E ancora: «La tutela dei prodotti importanti per le diete tradizionali, come ad esempio l’olio di oliva, pilastro della dieta mediterranea, non può essere messa in discussione. Non è un caso che tutte le associazioni agricole europee riunite nel Copa Cogeca abbiano criticato in questo senso un sistema come il Nutriscore nella loro lettera alla Commissaria Kyriakides del 4 giugno».

Sono alcuni dei passaggi che hanno caratterizzato, a Coblenza (Germania), in occasione dell’Agrifish informale avviatosi nella serata di domenica, gli incontri bilaterali della Ministra Teresa Bellanova con i suoi omologhi di Cipro, Portogallo, Slovenia sul tema etichettature nutrizionali, dopo i colloqui in videoconferenza già svoltisi a luglio con Spagna, Romania, Repubblica ceca e Grecia.

Nel corso del confronto, Bellanova ha ribadito il punto di vista italiano circa una futura etichettatura nutrizionale fronte-pacco: volontarietà; solide basi scientifiche; porzione come riferimento; taglio educativo e informativo invece che uso del colore per esprimere giudizi su cibi “buoni” e “cattivi”; esclusione dei prodotti DOP e IGP, che “rappresentano l’eccellenza agroalimentare europea e che sono già identificati come tali”; classificazione univoca, capace di tradurre visivamente il contributo alla dieta dell’alimento piuttosto di un algoritmo mutevole in base a scelte di convenienza.

«Una vera educazione alimentare – ha detto ancora la Ministra – non può essere sostituita da etichette, e proprio in linea con questi principi in Italia stiamo adottando un sistema di etichetta “a batteria”, chiamato NutrInform battery, chiamato a informare sugli apporti degli alimenti rispetto al fabbisogno quotidiano delle sostanze nutritive e fornire un’informazione utile al consumatore, che potrà orientare in questo modo la sua scelta».
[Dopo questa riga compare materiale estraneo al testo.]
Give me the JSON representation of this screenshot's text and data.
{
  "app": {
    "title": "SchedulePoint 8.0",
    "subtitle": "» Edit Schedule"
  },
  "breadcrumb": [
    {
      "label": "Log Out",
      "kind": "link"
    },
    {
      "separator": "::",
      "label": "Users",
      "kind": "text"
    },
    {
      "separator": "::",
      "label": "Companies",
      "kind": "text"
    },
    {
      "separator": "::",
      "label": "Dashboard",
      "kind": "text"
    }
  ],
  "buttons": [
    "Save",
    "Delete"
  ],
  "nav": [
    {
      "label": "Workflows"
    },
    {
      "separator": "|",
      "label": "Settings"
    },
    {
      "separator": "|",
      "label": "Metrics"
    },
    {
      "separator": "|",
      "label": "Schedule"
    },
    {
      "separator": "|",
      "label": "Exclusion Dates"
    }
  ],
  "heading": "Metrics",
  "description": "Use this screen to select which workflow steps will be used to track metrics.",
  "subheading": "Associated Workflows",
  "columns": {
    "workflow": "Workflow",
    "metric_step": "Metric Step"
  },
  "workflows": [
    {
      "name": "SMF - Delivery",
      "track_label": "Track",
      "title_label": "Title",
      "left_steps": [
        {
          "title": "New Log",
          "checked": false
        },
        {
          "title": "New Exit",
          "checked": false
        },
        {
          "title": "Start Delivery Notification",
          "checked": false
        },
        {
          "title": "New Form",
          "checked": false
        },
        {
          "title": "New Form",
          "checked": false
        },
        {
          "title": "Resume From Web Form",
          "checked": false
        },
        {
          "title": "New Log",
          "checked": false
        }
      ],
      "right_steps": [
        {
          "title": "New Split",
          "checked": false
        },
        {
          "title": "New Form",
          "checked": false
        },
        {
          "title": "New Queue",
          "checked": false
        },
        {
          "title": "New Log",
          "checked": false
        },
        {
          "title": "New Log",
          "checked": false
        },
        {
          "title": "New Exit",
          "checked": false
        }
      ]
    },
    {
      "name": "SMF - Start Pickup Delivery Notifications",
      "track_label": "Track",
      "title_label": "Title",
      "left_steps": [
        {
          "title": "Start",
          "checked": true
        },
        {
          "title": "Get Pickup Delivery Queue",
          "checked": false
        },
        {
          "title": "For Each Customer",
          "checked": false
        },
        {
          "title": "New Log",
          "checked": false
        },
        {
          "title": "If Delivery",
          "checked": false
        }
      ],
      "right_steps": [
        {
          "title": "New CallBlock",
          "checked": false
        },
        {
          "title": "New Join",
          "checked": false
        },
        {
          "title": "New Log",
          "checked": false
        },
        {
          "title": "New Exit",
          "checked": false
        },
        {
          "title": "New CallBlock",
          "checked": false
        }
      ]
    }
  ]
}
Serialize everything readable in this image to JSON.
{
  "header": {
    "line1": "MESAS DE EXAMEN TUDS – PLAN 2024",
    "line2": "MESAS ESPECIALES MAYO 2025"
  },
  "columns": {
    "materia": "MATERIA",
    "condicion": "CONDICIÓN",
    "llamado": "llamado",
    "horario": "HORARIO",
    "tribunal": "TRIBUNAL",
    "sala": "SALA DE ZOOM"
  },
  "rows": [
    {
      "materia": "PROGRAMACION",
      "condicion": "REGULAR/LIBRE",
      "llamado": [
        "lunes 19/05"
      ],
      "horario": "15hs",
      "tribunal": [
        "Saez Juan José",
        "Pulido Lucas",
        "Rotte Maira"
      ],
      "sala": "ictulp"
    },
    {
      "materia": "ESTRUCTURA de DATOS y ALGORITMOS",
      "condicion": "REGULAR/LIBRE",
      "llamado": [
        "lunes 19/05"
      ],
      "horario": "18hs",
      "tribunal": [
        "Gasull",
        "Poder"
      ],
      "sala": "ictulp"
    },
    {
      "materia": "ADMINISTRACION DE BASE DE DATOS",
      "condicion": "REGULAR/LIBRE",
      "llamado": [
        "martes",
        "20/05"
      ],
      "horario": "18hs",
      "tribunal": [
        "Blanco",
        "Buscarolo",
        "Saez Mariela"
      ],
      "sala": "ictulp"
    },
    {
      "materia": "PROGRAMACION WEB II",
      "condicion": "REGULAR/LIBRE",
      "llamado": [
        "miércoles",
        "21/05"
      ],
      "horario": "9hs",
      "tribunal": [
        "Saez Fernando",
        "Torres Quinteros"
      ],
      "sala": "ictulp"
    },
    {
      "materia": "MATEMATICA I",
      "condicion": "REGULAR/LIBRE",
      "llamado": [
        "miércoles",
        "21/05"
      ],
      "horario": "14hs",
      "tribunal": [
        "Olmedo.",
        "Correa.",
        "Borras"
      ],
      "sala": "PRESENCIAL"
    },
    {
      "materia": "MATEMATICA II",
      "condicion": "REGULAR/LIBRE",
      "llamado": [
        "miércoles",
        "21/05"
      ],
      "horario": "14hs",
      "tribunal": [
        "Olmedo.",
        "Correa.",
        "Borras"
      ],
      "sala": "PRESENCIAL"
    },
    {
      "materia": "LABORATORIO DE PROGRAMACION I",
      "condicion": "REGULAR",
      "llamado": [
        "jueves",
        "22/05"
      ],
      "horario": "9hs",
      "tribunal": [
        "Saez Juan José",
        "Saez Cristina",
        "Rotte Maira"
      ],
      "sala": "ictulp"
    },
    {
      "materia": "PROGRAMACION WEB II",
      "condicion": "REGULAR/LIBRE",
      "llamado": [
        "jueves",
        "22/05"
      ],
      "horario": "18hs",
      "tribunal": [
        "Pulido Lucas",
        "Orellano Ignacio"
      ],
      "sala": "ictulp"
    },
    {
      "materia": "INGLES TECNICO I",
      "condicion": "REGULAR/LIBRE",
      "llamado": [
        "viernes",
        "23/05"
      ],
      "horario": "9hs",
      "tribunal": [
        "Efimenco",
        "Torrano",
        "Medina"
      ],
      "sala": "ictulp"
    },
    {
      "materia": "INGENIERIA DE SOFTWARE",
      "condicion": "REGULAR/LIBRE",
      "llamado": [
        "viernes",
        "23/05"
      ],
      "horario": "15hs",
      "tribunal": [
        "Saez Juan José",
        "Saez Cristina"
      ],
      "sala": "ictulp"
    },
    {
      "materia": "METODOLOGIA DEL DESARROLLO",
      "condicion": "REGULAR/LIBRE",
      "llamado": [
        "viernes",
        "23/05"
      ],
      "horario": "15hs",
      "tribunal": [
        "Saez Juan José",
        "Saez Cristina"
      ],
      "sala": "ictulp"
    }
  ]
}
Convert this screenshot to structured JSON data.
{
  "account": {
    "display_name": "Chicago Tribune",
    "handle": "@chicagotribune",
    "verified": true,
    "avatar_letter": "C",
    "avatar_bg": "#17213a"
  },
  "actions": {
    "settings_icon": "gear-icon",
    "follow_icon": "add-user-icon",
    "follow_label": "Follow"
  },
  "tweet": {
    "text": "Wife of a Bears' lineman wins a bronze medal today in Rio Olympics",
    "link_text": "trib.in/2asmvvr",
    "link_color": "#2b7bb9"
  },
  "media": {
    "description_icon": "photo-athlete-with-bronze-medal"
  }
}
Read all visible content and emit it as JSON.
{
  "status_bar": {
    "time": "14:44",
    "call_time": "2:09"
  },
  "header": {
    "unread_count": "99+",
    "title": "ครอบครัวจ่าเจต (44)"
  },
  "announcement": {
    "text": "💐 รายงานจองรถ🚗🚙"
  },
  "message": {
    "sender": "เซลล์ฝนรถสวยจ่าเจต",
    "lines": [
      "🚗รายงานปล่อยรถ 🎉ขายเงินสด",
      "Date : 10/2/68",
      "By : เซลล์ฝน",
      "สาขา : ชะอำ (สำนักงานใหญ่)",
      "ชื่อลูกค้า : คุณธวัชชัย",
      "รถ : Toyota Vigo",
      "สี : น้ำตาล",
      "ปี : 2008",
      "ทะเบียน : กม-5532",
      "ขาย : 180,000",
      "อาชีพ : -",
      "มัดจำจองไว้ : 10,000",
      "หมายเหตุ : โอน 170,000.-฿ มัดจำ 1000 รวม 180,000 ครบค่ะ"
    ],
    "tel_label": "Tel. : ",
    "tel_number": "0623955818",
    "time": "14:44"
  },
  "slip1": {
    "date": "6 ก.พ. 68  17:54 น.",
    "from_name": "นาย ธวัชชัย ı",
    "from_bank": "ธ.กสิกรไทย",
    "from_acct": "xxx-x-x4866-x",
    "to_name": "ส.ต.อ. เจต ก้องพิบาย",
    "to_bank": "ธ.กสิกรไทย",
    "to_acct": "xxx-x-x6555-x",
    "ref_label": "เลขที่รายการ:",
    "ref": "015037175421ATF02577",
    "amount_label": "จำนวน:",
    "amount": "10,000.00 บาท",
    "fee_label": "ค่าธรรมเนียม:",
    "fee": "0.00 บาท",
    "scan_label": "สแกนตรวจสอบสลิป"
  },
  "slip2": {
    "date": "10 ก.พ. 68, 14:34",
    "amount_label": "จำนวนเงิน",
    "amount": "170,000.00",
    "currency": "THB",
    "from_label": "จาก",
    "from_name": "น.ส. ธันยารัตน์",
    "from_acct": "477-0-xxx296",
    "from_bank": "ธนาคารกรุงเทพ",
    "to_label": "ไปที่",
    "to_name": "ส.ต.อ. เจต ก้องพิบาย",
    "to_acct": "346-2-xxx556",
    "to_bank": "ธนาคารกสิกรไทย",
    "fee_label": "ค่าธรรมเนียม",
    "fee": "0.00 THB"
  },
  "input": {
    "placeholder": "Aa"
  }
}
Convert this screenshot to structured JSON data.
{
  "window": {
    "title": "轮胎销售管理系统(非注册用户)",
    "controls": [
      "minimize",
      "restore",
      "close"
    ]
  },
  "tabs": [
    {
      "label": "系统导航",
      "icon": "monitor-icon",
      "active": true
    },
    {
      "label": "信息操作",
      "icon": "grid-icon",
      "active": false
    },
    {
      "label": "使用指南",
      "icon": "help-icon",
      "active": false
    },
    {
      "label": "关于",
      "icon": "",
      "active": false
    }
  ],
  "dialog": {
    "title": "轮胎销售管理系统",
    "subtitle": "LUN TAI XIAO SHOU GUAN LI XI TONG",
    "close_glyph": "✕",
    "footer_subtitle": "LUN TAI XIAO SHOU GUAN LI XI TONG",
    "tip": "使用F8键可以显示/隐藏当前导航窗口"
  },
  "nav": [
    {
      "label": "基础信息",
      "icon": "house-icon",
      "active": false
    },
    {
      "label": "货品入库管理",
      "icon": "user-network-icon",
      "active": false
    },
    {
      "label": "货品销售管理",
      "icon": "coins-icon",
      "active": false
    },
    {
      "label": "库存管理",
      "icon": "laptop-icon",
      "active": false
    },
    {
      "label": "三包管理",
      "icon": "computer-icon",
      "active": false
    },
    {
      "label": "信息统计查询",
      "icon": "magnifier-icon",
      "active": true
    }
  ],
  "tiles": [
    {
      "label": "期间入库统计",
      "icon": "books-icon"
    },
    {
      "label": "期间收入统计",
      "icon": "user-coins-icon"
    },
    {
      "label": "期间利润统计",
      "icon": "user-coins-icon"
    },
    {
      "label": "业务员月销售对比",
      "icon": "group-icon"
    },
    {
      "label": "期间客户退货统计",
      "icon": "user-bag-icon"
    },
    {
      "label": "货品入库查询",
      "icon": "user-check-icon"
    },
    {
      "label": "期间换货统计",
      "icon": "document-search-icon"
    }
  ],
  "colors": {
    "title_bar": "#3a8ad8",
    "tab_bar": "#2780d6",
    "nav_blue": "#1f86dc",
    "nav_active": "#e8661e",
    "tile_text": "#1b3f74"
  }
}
«Non esistono cibi sani di per sé – ha concluso Bellanova -, ma solo diete sane. Gli alimenti non vanno considerati a sé stanti ma nel contesto del fabbisogno nutrizionale giornaliero. Le culture alimentari locali, le diete tradizionali, sono importanti. Al consumatore non possono essere date informazioni fuorvianti, che rischiano oltretutto di penalizzare produzioni che fanno parte delle diete tradizionali».